La presenza di Tino da Camaino, di Pietro Cavallini, di Giotto e dei suoi allievi, i legami con Simone Martini attraverso la pala della chiesa di San Lorenzo, e di tanti altri maestri, sottolineano quell’aspetto della corte - legato in particolare alla figura di re Roberto - di grande mecenatismo e di spregiudicato cosmopolitismo, che caratterizzò il periodo angioino come uno dei momenti più significativi nella storia della città.


Castel Nuovo
Veduta dalla Tavola Strozzi

Un cenno, infine, all’edificazione di Castel Nuovo, la dimora dei sovrani iniziata da Carlo I, proseguita da Carlo II con l’erezione della Cappella Palatina, e da Roberto con la creazione di alcune sale di rappresentanza e del parco.

A quest’epoca si registrava a Napoli la presenza di Giotto che in Castel Nuovo lasciò due cicli di affreschi, di cui attualmente rimangono scarse tracce negli sguanci delle finestre all’interno della Cappella di Santa Barbara, l’unica parte superstite della reggia angioina prima delle trasformazioni di epoca aragonese.

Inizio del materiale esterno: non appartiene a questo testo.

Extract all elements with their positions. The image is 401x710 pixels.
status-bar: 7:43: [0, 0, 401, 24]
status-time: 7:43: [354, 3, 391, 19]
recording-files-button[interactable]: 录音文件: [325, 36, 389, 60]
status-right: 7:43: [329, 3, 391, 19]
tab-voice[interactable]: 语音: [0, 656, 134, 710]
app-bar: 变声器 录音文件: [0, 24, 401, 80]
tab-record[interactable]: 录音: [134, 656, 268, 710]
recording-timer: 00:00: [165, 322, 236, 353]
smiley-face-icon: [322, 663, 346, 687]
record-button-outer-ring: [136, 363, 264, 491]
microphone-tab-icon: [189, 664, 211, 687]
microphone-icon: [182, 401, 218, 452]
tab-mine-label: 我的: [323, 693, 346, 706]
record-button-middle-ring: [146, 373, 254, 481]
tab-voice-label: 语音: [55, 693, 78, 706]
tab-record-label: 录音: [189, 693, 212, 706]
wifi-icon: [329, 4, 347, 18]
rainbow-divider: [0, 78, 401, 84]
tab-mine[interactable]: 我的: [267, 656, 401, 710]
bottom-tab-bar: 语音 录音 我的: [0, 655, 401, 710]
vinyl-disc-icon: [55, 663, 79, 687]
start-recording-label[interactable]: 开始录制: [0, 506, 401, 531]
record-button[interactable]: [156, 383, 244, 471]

I decenni finali della dominazione angioina (il ramo d’Angiò Durazzo) si caratterizzarono come un periodo di lotte intestine e dispute dinastiche: dal 1380 al 1442 circa, Napoli subì più distruzioni che iniziative e di conseguenza poche furono le opere di qualche rilievo, peraltro di cultura già quattrocentesca, come, ad esempio, le chiese di San Giovanni a Carbonara e di Sant’Angelo a Nilo e la Cappella Pappacoda.